Before filing a PAGA lawsuit, an “aggrieved employee” must first exhaust administrative remedies by filing a notice of his or her claims with the Labor and Workforce Development Agency (LWDA), setting forth the specific provisions of the Labor Code the employee alleges were violated, and the facts and theories to support the alleged violation. Cal. Lab. Code § 2699.3(a)(1)(A). The purpose of this provision is to give the LWDA an opportunity to evaluate whether to use its scarce resources on the alleged violations. The filing of a proper notice tolls the statute of limitations for a 65-day period, in which the LWDA may decide to investigate and prosecute the alleged violations itself.
Cases interpreting the “facts and theories” provision have not demanded a high degree of specificity, but they have made clear that the employee should do more than merely paraphrase the statute or parrot the elements of a cause of action. Thus, challenges to an LWDA notice share similarities with a demurrer or motion to dismiss for failure to plead sufficient facts in a complaint. And like demurrer or a motion to dismiss, the employee can often cure the defect by amending his or her deficient filing to alleged additional facts.
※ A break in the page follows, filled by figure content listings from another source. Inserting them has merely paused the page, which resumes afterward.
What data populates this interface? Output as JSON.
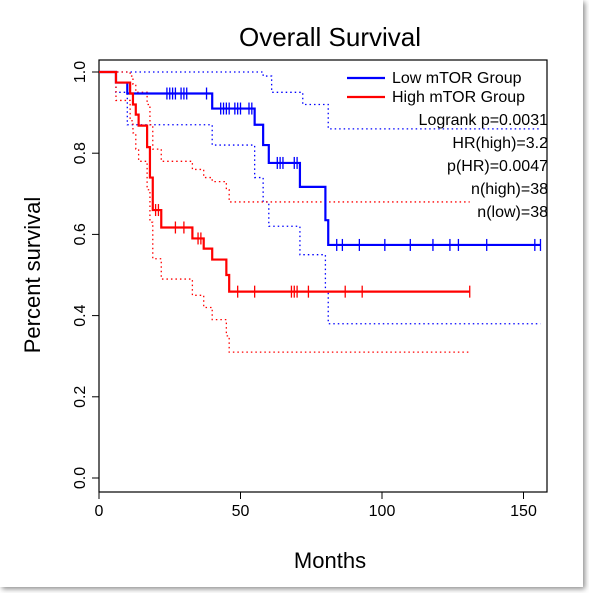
{
  "chart_data": {
    "type": "line",
    "title": "Overall Survival",
    "xlabel": "Months",
    "ylabel": "Percent survival",
    "xlim": [
      0,
      160
    ],
    "ylim": [
      0,
      1
    ],
    "x_ticks": [
      0,
      50,
      100,
      150
    ],
    "x_tick_labels": [
      "0",
      "50",
      "100",
      "150"
    ],
    "y_ticks": [
      0,
      0.2,
      0.4,
      0.6,
      0.8,
      1
    ],
    "y_tick_labels": [
      "0.0",
      "0.2",
      "0.4",
      "0.6",
      "0.8",
      "1.0"
    ],
    "legend_position": "top-right",
    "series": [
      {
        "name": "Low mTOR Group",
        "color": "#0000ff",
        "steps": [
          [
            0,
            1
          ],
          [
            6,
            0.974
          ],
          [
            10,
            0.947
          ],
          [
            40,
            0.91
          ],
          [
            55,
            0.87
          ],
          [
            58,
            0.82
          ],
          [
            60,
            0.776
          ],
          [
            71,
            0.717
          ],
          [
            80,
            0.635
          ],
          [
            81,
            0.574
          ],
          [
            156,
            0.574
          ]
        ],
        "censors": [
          [
            24,
            0.947
          ],
          [
            25,
            0.947
          ],
          [
            26,
            0.947
          ],
          [
            27,
            0.947
          ],
          [
            29,
            0.947
          ],
          [
            30,
            0.947
          ],
          [
            31,
            0.947
          ],
          [
            38,
            0.947
          ],
          [
            43,
            0.91
          ],
          [
            44,
            0.91
          ],
          [
            45,
            0.91
          ],
          [
            46,
            0.91
          ],
          [
            48,
            0.91
          ],
          [
            49,
            0.91
          ],
          [
            50,
            0.91
          ],
          [
            53,
            0.91
          ],
          [
            54,
            0.91
          ],
          [
            63,
            0.776
          ],
          [
            64,
            0.776
          ],
          [
            65,
            0.776
          ],
          [
            69,
            0.776
          ],
          [
            70,
            0.776
          ],
          [
            84,
            0.574
          ],
          [
            86,
            0.574
          ],
          [
            92,
            0.574
          ],
          [
            101,
            0.574
          ],
          [
            110,
            0.574
          ],
          [
            118,
            0.574
          ],
          [
            124,
            0.574
          ],
          [
            127,
            0.574
          ],
          [
            137,
            0.574
          ],
          [
            154,
            0.574
          ],
          [
            156,
            0.574
          ]
        ],
        "ci_upper": [
          [
            0,
            1
          ],
          [
            12,
            1
          ],
          [
            57,
            1
          ],
          [
            58,
            0.99
          ],
          [
            60,
            0.99
          ],
          [
            61,
            0.95
          ],
          [
            70,
            0.95
          ],
          [
            72,
            0.92
          ],
          [
            80,
            0.92
          ],
          [
            81,
            0.86
          ],
          [
            156,
            0.86
          ]
        ],
        "ci_lower": [
          [
            0,
            1
          ],
          [
            6,
            0.95
          ],
          [
            10,
            0.87
          ],
          [
            40,
            0.82
          ],
          [
            55,
            0.74
          ],
          [
            58,
            0.68
          ],
          [
            60,
            0.62
          ],
          [
            71,
            0.55
          ],
          [
            80,
            0.46
          ],
          [
            81,
            0.38
          ],
          [
            156,
            0.38
          ]
        ]
      },
      {
        "name": "High mTOR Group",
        "color": "#ff0000",
        "steps": [
          [
            0,
            1
          ],
          [
            6,
            0.974
          ],
          [
            11,
            0.947
          ],
          [
            12,
            0.92
          ],
          [
            13,
            0.895
          ],
          [
            14,
            0.868
          ],
          [
            17,
            0.815
          ],
          [
            18,
            0.74
          ],
          [
            19,
            0.66
          ],
          [
            22,
            0.617
          ],
          [
            33,
            0.59
          ],
          [
            37,
            0.565
          ],
          [
            40,
            0.538
          ],
          [
            45,
            0.5
          ],
          [
            46,
            0.459
          ],
          [
            131,
            0.459
          ]
        ],
        "censors": [
          [
            20,
            0.66
          ],
          [
            21,
            0.66
          ],
          [
            27,
            0.617
          ],
          [
            30,
            0.617
          ],
          [
            35,
            0.59
          ],
          [
            36,
            0.59
          ],
          [
            49,
            0.459
          ],
          [
            55,
            0.459
          ],
          [
            68,
            0.459
          ],
          [
            69,
            0.459
          ],
          [
            70,
            0.459
          ],
          [
            74,
            0.459
          ],
          [
            87,
            0.459
          ],
          [
            93,
            0.459
          ],
          [
            131,
            0.459
          ]
        ],
        "ci_upper": [
          [
            0,
            1
          ],
          [
            6,
            1
          ],
          [
            11,
            0.99
          ],
          [
            12,
            0.97
          ],
          [
            13,
            0.95
          ],
          [
            14,
            0.95
          ],
          [
            17,
            0.92
          ],
          [
            18,
            0.87
          ],
          [
            19,
            0.81
          ],
          [
            22,
            0.78
          ],
          [
            33,
            0.76
          ],
          [
            37,
            0.74
          ],
          [
            40,
            0.73
          ],
          [
            45,
            0.71
          ],
          [
            46,
            0.68
          ],
          [
            131,
            0.68
          ]
        ],
        "ci_lower": [
          [
            0,
            1
          ],
          [
            6,
            0.93
          ],
          [
            11,
            0.88
          ],
          [
            12,
            0.85
          ],
          [
            13,
            0.81
          ],
          [
            14,
            0.78
          ],
          [
            17,
            0.71
          ],
          [
            18,
            0.63
          ],
          [
            19,
            0.54
          ],
          [
            22,
            0.49
          ],
          [
            33,
            0.45
          ],
          [
            37,
            0.42
          ],
          [
            40,
            0.39
          ],
          [
            45,
            0.35
          ],
          [
            46,
            0.31
          ],
          [
            131,
            0.31
          ]
        ]
      }
    ],
    "annotations": [
      "Logrank p=0.0031",
      "HR(high)=3.2",
      "p(HR)=0.0047",
      "n(high)=38",
      "n(low)=38"
    ]
  }
}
Lehauli illustrates a notable exception to this general rule. Citing authority from the California Court of Appeal, the court concluded that the statute of limitations was not tolled by the plaintiff’s boilerplate notice to the LWDA. Because the statute kept running, the plaintiff’s claims were time-barred on their face: PAGA claims are subject to a one-year statute of limitations and by the time the court ruled on the defendant’s motion more than a year had passed since the plaintiff separated from employment. The court therefore granted judgment on the pleadings, without leave to amend.
Lehauli illustrates that where a plaintiff’s LWDA notice is even arguably inadequate, defendants should consider challenging the sufficiency of the notice if more than a year has passed since the plaintiff separated employment. If the court agrees that the plaintiff did not give sufficient pre-notice to the state, that failure could dispose of the claims in their entirety.